In January and February 2019, a major international scientific expedition explored one of the coldest, harshest and most remote locations in the world, the Weddell Sea off Antarctica, using Ocean Infinity’s state-of-the-art technology to investigate the impact of climate change in the region.
The expedition focused on the scientific investigation of the Larsen C Ice Shelf in the Weddell Sea. Ocean Infinity provided the Autonomous Underwater Vehicles (AUVs) and Remotely Operated Underwater Vehicle (ROV) technology which enabled measurement of a range of important physical and biological parameters beneath the ice shelf and the sea-ice.

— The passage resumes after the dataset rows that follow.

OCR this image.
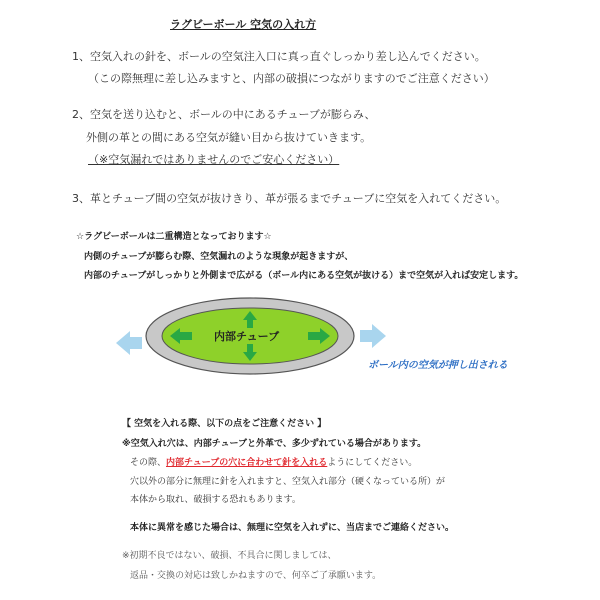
ラグビーボール 空気の入れ方
1、空気入れの針を、ボールの空気注入口に真っ直ぐしっかり差し込んでください。
（この際無理に差し込みますと、内部の破損につながりますのでご注意ください）
2、空気を送り込むと、ボールの中にあるチューブが膨らみ、
外側の革との間にある空気が縫い目から抜けていきます。
（※空気漏れではありませんのでご安心ください）
3、革とチューブ間の空気が抜けきり、革が張るまでチューブに空気を入れてください。
☆ラグビーボールは二重構造となっております☆
内側のチューブが膨らむ際、空気漏れのような現象が起きますが、
内部のチューブがしっかりと外側まで広がる（ボール内にある空気が抜ける）まで空気が入れば安定します。
内部チューブ
ボール内の空気が押し出される
【 空気を入れる際、以下の点をご注意ください 】
※空気入れ穴は、内部チューブと外革で、多少ずれている場合があります。
その際、内部チューブの穴に合わせて針を入れるようにしてください。
穴以外の部分に無理に針を入れますと、空気入れ部分（硬くなっている所）が
本体から取れ、破損する恐れもあります。
本体に異常を感じた場合は、無理に空気を入れずに、当店までご連絡ください。
※初期不良ではない、破損、不具合に関しましては、
返品・交換の対応は致しかねますので、何卒ご了承願います。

The data collected provided information on the little-studied biological systems of this extreme environment, and together with above-ice measurements, contributed to the understanding of sea-ice conditions in the Weddell Sea and the implications for ocean currents and climate change.
The AUVs and the ROV were also used to search for the wreck of Sir Ernest Shackleton’s ship Endurance, which was crushed by sea ice and sank in the Weddell Sea in 1915.
Ocean Infinity was very pleased to be able to play a role in supporting a truly pioneering expedition, and to use its our innovative technology to help collate more vital information regarding climate change through the most detailed and advanced studies ever conducted on the state of the ice shelf.